Faded

The cool winter’s breeze whips my hair around my face, for a moment it catches the light and glows in the sun, shining gold like the lettering on the harsh shape of a tombstone in front of my cold bare feet. I kneel down on the scratchy grass, amoungst the weeds and windblown, abandoned, plastic shapes of flowers, desperately trying not to fade like the people beneath them.
They were too morbid and I thought for a moment how ghostly they looked scattered around everywhere like the roses a dancer receives after a performance. These were life’s last tribute to the dead. It is ironic isn’t it, how we allow our lovers to fade quicker in our thoughts than these artificial petals that we bought for two dollars as an afterthought at the corner store, aren’t people more than that?
I reread the o so familiar words over again, loving daughter, sister, mother and wife. Where the word wife once was someone had crossed over it and written hero.
I remember the day I got selected for a special art camp so clearly, every other memory seems foggy, I came running up the stairs as fast as my little stubby legs could carry me, but I stopped stock still as soon as I heard the yelling, the deep thunder of my father’s voice, as he smashed something to the ground, it landed with a thud. I heard the muffled cries of my mother and her quiet sobbing as my father continued with his rage. I continued towards my parent’s door, I wanted to hug my mum the way she hug me when I was upset and sad. The door burst open and hit me like a sledgehammer in the stomach, my dad’s great big hands that used to push me on the swing as I screamed higher, higher, and that had once hugged me so tight at night times as he whispered “I Love you,” Into my ears. Those great big hands grabbed me by the hair and threw me into the wall. My mother screamed from the bedroom, and ran into the hallway, I just lay there stunned as I felt something warm and sticky trickle down my face.
My mother scooped me up in her arms, her face already starting to turn purple and blue, as if an unseen painter was making it his canvas. She threw open the door as my dad thundered down the stairs screaming all types of insults at my mother.
The old engine chocked and spluttered like my mother’s sobs, The car roared to life.

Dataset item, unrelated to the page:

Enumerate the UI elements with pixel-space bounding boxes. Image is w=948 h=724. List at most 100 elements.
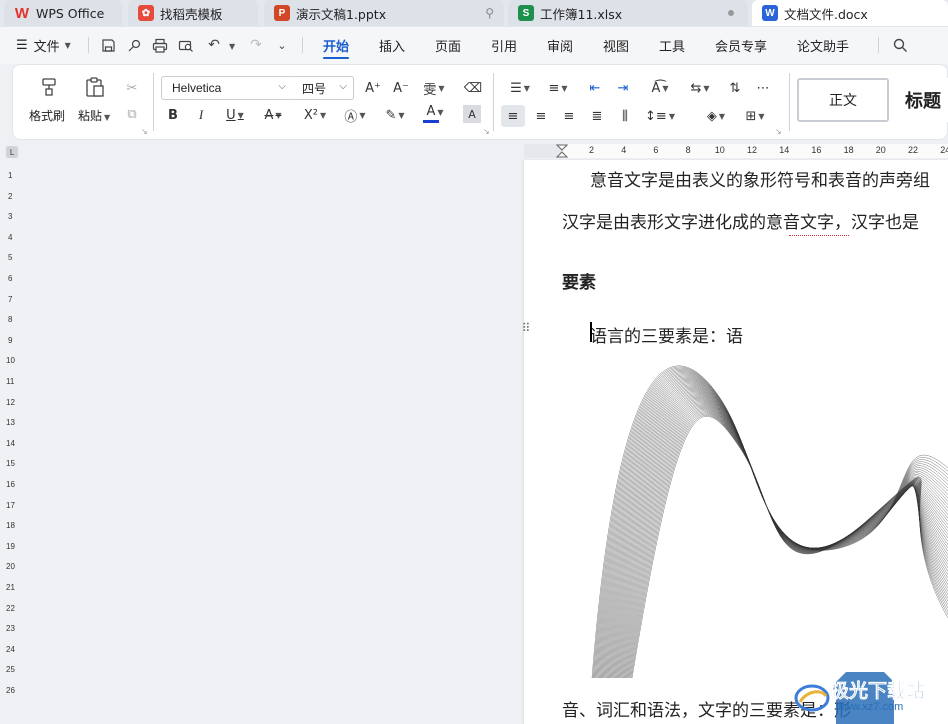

That was the last I saw of my dad, he was standing there yelling after us. Then the pain sunk in.
“Mummy my head hurts.”
Everyone seems to look up to basketball players, and pop stars as their heroes, however when I think of heroes I think of my mother. It has taken me my whole life to realise that the heroes are your friends and your family, because they did all they could to save you no matter what, despite their weaknesses and flaws and bad hair days, they were there to save you from the monsters under your bead or the ones inside your head.
I spread my arms and look up into the sky and yell, “I love you Mum.” I choke on the rain and end up breathless, for a moment the irony of dying in a graveyard crosses my mind. I get my breathing under control and watch as the ink from the rewritten word hero runs and mixes with the dirt. The rain could wash away that name, but it would forever remain in my brain.